"To see ourselves and the world in the mirrors of a minimalistic, slowly rotating sculpture: that’s the message in Mischa Kuball’s work for the Gerisch Foundation. The piece with its four wings is standing laconically in one of the courtyards of the park, its proportions and vertical extension resembling the dimensions of a big, upright sculpture.
The slowly rotating mirror object offers a variety of different sights and insights to the observer. When we get closer, the mirrors reflect our own inverted image; but with every moment that we spend in front of the piece, the mirrors change and break that image. The mirror surfaces that have different widths communicate with each other through the different angles that depend on movement and show us images that are mirrored once again in the approaching or departing neighbouring mirror. No image is static, every reflection of the world and of us is in movement, is connected to the rotation of the sculpture that we as observers can only follow by going along with it.

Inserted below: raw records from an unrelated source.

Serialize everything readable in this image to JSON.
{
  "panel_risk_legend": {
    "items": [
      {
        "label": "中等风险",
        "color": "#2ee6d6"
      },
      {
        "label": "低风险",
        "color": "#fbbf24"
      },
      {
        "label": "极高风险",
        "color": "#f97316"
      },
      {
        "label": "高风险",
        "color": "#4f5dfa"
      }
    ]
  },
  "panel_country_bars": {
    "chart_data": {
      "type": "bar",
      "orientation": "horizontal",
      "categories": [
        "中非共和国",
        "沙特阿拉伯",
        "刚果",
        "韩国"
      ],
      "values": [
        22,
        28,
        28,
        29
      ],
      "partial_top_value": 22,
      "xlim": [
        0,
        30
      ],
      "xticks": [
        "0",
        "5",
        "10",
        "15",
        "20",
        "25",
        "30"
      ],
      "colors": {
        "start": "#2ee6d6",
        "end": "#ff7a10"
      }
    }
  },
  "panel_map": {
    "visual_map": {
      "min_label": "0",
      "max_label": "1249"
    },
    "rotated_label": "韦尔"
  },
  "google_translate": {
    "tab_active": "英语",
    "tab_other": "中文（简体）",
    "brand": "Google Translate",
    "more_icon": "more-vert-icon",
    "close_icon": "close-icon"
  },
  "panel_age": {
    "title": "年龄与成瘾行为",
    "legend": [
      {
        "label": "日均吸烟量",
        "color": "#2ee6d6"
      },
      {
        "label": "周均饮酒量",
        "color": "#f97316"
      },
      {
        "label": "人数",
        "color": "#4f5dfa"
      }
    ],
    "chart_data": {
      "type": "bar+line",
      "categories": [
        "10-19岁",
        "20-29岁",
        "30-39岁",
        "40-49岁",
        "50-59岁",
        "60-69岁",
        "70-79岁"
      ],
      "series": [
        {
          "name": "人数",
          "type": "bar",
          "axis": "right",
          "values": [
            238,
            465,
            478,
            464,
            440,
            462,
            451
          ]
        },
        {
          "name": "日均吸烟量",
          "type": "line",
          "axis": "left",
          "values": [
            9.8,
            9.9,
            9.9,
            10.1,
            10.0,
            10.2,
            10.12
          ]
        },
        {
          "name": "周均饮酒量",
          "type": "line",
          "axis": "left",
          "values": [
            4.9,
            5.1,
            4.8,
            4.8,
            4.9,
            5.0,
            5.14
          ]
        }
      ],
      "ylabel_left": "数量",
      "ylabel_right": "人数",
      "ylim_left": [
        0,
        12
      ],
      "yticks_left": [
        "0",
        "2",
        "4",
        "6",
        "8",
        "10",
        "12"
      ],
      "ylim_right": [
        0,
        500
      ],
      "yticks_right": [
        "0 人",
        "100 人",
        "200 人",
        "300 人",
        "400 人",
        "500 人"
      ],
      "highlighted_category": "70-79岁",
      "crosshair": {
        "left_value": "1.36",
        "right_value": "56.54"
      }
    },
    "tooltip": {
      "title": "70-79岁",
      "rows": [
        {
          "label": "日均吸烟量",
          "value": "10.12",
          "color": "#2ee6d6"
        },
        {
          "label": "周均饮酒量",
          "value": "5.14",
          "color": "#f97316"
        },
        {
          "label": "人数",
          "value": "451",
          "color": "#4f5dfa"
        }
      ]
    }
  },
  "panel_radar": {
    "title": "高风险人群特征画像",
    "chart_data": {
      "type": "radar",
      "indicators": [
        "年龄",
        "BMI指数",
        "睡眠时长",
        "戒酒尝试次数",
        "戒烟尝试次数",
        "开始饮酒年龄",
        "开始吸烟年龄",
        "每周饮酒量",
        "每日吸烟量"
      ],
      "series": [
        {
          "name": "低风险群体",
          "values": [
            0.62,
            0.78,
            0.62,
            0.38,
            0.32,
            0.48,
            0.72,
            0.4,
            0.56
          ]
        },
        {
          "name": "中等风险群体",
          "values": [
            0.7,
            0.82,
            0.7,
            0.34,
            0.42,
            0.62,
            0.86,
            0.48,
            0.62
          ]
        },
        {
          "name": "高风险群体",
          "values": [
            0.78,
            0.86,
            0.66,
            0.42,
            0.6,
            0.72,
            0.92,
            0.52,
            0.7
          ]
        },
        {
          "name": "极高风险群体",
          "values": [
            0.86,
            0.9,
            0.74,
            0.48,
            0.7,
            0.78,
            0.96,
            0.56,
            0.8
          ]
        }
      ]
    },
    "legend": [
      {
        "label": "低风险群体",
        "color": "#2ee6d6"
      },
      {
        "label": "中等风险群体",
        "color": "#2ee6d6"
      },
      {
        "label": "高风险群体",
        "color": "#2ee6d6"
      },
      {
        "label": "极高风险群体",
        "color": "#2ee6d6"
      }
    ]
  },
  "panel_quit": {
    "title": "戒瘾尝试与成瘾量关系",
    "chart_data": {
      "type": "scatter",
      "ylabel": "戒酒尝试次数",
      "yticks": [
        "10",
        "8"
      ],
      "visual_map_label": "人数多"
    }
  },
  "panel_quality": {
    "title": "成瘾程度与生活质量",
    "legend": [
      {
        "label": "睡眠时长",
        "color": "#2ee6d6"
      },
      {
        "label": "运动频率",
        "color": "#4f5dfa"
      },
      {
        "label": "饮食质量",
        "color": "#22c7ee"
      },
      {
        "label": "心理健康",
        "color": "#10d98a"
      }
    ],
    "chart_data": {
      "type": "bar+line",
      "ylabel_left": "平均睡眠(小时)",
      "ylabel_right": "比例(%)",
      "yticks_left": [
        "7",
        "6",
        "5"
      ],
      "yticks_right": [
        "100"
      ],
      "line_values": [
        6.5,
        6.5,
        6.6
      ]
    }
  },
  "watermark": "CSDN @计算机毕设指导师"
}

The artist takes up crucial elements of his sculptural and installative works. The light in his manifestations as daylight and artificial light, the mirrors as reacting surfaces reflecting images of the world, the movement of the imaging mirrors and the rectangular design shape of the eight mirror surfaces represent the minimal vocabulary that is typical for Kuball’s construction-bound and site-specific pieces. The calculated simplicity of the creating elements offers a variety of different perspectives to us, the observers. Depending on the viewpoint on the surfaces and the distance between them, we see the sky or the earth, elements of the park, the constructed surroundings, people in their entirety or in detail, mirrored in stages in front of us. The artificial light from the floor beneath the installation adds another possibility to our perception.
Very early on, in 2003, Mischa Kuball was already one of the consultants of the Gerisch Foundation together with artists like Dani Karavan and curators like Christoph Brockhaus. In 2018, this long connection has lead to an installation on-site."